MSE: Train 21,232.91 → Generalization on test set: 48,429.01
MAE: Train 3,472.48 → Generalization on test set: 5,943.21
R2 Score: Train: -1.00 → Generalization on test set: -4.5368

Then, I added Gaussian Noise to the training dataset and retrained the model:

import numpy as np
from sklearn.preprocessing import StandardScaler
from sklearn.metrics import  mean_squared_error, mean_absolute_error, r2_score

# adds gaussian noise to training dataset (before scaling)
gaussian_noise = np.random.normal(loc=0, scale=1, size=X_train.shape)
X_train_noise = X_train + gaussian_noise

# scale the dataset
scaler = StandardScaler()
X_train_noise_s = scaler.fit_transform(X_train_noise)
X_test_noise_s = scaler.transform(X_test)

# retrain the model and make a prediction
model = LinearRegression().fit(X_train_noise_s, y_train)
y_pred_train_noise = model.predict(X_train_s_noise)
y_pred_test_noise = model.predict(X_test_s_noise)

# computes evaluation matrics
mse_train = mean_squared_error(y_train, y_pred_train_noise)
mae_train = mean_absolute_error(y_train, y_pred_train_noise)
r2_train = r2_score(y_train, y_pred_train_noise)
mse_test = mean_squared_error(y_test, y_pred_test_noise)
mae_test = mean_absolute_error(y_test, y_pred_test_noise)
r2_test = r2_score(y_test, y_pred_test_noise)

Results from Data with Gaussian Noise

The model improved performance significantly from generalization MSE of 48,429 to 8,962.
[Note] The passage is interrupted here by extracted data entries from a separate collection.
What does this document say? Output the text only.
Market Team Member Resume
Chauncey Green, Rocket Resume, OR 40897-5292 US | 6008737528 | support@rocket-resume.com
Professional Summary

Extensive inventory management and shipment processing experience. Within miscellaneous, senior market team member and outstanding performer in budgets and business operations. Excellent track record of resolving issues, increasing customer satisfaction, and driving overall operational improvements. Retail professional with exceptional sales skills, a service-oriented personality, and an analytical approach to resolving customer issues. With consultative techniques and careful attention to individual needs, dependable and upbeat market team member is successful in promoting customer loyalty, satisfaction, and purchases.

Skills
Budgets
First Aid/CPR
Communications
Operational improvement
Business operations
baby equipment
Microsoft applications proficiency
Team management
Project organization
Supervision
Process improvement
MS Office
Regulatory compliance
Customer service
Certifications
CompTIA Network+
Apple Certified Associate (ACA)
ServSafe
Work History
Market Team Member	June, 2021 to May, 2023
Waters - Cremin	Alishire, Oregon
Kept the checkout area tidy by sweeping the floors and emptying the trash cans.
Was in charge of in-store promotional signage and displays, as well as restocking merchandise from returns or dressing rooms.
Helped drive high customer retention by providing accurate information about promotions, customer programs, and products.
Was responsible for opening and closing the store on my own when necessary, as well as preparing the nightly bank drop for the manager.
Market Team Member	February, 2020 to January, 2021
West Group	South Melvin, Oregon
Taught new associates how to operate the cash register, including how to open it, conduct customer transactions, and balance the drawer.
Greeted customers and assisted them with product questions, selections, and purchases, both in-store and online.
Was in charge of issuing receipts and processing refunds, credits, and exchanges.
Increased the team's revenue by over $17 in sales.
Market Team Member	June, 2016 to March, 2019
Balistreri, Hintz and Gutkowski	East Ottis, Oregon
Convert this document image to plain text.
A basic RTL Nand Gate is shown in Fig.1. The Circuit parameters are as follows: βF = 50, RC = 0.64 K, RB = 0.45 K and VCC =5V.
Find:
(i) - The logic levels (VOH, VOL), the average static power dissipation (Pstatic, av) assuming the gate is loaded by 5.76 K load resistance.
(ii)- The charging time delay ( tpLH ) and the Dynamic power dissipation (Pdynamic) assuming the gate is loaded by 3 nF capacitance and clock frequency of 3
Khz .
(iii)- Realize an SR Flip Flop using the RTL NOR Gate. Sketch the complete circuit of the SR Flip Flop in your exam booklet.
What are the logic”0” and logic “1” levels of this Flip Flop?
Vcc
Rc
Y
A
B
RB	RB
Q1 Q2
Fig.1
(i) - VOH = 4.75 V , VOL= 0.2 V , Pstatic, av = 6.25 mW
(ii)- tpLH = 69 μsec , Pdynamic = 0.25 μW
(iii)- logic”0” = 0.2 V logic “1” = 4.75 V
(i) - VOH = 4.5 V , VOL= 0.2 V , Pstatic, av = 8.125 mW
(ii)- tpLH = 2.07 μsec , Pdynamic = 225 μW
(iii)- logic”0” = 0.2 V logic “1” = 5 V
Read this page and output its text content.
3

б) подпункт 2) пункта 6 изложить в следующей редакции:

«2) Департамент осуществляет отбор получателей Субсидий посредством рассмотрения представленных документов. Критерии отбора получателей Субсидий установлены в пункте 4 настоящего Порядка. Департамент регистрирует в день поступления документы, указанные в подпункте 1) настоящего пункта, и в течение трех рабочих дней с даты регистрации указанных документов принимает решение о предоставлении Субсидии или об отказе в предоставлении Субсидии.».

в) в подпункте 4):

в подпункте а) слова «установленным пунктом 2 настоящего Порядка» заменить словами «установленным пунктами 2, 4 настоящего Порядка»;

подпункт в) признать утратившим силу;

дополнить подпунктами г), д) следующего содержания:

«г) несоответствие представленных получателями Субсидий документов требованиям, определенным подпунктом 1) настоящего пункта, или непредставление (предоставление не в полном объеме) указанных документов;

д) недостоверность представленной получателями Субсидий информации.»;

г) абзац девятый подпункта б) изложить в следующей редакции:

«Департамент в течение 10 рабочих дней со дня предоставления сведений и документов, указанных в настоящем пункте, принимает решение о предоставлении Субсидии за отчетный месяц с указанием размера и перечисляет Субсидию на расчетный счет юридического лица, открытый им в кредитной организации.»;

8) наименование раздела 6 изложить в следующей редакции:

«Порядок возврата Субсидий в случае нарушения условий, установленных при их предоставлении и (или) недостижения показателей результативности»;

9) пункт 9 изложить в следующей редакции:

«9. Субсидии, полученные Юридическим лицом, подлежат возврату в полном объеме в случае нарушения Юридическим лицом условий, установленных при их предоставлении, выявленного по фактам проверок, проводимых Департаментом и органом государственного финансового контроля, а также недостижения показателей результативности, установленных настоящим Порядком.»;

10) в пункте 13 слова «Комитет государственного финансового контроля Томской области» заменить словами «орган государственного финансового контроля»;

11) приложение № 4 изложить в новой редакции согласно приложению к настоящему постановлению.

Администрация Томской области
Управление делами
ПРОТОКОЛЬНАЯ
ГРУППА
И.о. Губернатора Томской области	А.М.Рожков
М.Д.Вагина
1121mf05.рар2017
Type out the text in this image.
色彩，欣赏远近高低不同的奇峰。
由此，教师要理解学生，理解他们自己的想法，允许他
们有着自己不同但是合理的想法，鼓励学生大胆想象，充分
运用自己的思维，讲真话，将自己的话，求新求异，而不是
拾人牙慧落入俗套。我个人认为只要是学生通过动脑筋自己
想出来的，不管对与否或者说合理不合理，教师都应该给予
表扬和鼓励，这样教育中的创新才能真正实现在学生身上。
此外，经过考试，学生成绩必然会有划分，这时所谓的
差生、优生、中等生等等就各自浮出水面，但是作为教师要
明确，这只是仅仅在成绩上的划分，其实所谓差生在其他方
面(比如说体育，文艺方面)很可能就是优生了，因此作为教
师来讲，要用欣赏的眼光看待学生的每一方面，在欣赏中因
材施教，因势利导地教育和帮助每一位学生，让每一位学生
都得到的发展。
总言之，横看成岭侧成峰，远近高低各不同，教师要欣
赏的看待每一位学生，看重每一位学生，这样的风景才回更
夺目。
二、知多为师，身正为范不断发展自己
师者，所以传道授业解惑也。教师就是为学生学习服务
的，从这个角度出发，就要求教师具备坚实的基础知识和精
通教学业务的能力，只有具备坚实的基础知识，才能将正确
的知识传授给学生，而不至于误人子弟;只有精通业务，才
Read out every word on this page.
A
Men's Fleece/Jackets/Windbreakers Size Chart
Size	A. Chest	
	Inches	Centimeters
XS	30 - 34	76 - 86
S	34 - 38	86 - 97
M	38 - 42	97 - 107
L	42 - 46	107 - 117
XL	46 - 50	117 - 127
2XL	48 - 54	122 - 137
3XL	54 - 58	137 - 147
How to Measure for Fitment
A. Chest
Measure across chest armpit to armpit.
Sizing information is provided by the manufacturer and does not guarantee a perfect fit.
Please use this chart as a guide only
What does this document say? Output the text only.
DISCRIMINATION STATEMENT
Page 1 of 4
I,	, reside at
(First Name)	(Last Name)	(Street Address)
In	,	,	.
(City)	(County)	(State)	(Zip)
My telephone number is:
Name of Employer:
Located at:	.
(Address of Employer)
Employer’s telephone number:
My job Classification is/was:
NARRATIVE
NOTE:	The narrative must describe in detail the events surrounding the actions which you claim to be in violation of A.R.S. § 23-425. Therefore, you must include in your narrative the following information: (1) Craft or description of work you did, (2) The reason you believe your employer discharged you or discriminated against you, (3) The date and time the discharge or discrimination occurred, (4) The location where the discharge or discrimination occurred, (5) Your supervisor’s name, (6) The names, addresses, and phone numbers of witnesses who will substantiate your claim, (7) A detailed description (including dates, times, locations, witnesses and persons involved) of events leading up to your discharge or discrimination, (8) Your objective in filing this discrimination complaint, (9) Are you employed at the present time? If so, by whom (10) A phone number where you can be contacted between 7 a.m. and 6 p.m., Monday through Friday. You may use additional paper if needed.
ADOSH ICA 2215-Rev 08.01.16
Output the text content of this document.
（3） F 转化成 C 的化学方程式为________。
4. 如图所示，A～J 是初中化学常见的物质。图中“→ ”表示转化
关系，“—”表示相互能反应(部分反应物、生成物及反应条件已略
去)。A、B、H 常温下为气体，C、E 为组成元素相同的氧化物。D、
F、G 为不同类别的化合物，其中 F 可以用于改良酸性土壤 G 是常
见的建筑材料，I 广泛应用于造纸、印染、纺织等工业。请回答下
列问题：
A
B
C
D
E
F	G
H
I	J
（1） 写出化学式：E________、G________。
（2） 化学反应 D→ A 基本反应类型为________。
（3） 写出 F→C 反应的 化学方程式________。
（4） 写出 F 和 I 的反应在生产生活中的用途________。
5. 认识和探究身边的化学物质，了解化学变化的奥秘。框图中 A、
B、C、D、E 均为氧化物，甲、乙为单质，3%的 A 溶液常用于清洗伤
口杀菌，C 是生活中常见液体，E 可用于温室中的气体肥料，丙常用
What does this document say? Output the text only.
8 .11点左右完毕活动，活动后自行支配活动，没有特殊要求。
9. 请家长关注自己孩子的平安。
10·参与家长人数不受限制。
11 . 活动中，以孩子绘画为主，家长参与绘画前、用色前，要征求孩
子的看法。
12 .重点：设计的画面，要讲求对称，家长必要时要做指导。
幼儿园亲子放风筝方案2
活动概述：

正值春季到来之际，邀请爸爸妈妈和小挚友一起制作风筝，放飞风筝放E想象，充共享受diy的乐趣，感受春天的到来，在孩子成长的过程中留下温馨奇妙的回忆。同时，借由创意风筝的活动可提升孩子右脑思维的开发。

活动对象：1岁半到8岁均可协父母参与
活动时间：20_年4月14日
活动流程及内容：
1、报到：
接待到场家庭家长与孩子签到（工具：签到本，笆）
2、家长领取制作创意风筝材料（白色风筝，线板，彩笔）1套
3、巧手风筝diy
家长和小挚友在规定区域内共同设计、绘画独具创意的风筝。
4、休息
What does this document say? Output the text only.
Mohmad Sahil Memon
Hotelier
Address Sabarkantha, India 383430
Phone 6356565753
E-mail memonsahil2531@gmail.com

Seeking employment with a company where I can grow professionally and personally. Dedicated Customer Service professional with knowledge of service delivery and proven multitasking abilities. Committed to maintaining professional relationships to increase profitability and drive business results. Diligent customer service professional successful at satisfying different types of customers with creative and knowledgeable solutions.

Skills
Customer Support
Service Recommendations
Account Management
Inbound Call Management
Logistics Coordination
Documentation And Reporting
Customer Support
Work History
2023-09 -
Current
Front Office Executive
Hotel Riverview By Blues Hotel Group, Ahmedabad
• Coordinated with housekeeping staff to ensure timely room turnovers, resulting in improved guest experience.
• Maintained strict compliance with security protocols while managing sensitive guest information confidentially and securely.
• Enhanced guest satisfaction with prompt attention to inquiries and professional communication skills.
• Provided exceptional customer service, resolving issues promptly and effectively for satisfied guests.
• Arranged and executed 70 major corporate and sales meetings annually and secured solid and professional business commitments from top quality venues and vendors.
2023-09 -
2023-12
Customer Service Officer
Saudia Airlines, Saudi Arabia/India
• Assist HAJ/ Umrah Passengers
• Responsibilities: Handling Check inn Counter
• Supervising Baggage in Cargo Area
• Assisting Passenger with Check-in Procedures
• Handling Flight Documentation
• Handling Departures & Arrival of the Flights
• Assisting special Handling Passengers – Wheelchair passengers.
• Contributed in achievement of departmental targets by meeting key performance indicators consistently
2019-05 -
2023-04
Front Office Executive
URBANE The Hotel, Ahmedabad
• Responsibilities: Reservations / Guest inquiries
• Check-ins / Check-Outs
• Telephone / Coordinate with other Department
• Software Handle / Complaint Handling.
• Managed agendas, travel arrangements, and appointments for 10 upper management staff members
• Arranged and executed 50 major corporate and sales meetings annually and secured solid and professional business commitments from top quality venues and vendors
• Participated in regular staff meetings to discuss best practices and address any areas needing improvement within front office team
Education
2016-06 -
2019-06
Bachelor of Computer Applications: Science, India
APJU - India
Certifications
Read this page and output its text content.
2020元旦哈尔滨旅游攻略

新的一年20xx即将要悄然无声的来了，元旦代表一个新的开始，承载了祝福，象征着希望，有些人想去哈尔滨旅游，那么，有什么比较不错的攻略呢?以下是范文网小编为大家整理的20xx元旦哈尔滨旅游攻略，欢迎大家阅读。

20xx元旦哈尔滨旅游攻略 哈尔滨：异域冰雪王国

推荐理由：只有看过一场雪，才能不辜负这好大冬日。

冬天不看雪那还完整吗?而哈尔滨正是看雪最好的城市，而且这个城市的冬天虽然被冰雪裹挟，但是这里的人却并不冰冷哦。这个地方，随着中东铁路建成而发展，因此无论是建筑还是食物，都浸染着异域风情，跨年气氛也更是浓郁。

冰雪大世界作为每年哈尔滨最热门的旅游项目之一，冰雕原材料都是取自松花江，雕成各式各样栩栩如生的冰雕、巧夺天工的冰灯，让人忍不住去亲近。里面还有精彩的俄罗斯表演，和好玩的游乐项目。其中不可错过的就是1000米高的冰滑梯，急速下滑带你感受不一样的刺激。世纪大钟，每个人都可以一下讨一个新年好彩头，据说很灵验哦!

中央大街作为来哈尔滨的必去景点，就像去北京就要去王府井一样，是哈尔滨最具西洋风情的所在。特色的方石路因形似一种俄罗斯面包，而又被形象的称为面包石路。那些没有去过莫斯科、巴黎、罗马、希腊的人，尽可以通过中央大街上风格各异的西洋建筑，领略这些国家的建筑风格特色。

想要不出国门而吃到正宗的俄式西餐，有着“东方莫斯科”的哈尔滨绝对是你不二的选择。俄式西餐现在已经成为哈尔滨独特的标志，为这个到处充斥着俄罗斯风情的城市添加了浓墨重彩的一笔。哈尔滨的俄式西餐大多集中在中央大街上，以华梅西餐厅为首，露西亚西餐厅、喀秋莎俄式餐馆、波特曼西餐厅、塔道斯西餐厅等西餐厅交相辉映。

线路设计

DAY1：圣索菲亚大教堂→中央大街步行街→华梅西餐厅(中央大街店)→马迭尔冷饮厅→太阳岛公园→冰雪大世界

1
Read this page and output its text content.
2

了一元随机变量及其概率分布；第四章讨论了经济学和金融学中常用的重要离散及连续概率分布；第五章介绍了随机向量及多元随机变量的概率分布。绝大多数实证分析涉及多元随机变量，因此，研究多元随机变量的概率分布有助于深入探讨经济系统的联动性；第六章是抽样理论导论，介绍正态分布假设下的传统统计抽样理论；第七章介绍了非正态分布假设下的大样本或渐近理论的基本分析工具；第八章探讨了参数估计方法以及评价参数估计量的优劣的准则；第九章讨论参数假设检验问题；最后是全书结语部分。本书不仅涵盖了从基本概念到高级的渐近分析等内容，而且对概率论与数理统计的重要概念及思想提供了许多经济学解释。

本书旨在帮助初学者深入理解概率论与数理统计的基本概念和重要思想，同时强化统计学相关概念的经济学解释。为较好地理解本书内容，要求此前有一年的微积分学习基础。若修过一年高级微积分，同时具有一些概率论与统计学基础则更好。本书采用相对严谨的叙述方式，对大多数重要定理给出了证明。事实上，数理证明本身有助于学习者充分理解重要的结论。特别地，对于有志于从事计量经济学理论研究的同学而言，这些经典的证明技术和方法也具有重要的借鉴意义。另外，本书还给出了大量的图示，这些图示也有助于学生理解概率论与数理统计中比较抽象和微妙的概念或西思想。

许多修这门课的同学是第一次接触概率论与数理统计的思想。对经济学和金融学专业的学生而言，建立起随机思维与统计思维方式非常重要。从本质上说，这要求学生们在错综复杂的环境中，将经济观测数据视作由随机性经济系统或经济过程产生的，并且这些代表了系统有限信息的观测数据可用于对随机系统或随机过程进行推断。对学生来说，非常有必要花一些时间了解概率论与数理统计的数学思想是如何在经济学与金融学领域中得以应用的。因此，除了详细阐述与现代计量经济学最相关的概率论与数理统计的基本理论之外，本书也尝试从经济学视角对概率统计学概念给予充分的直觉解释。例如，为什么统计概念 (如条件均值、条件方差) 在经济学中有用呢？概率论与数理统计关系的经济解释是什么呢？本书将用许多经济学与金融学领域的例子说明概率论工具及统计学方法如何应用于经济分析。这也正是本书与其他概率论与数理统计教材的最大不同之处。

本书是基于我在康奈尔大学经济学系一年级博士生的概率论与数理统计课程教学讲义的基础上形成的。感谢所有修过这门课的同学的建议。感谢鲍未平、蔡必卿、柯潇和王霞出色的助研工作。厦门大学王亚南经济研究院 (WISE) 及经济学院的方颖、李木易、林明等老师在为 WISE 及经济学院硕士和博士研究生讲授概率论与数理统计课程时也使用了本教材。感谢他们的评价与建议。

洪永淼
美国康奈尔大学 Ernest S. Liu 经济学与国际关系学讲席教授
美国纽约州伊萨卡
MSE: Train 9,240.38 → Generalization on test set: 8,962.52
MAE: Train 2,632.58 → Generalization on test set: 2,610.19
R2 Score: Train: 0.13 → Generalization on test set: -0.0247

These results indicates that the model become more robust to noisy real-world data after trained on the Gaussian noise.

Note: Some occasions we should avoid noise injection are:

When interpretability is crucial: The noise added makes the relationship between input features and predictions obscure.
When the model is sensitive to small input perturbations: Especially in safety-critical systems, even small changes to the input could lead to inaccurate outputs.
When training time is extremely limited: The process of injecting noise could increase the computational cost and training time when implemented at scale.

Else, noise injection is an useful method to combat moderate overfitting by forcing the model to learn varied versions of the data.

Now, I’ll explore interpolation methods and SMOTE algorithms in the next section.

Interpolation

Interpolation is a data augmentation technique that expands the underlying data distribution of the original dataset by estimating unknown values between data points randomly chosen from the original dataset.

Because of this estimation process, this method requires the original dataset to be accurate and sufficiently robust.

It’s not suitable for:

Very limited dataset because it cannot estimate new data correctly, or
Noisy datasets as the noise is also expanded to new data, misleading the model.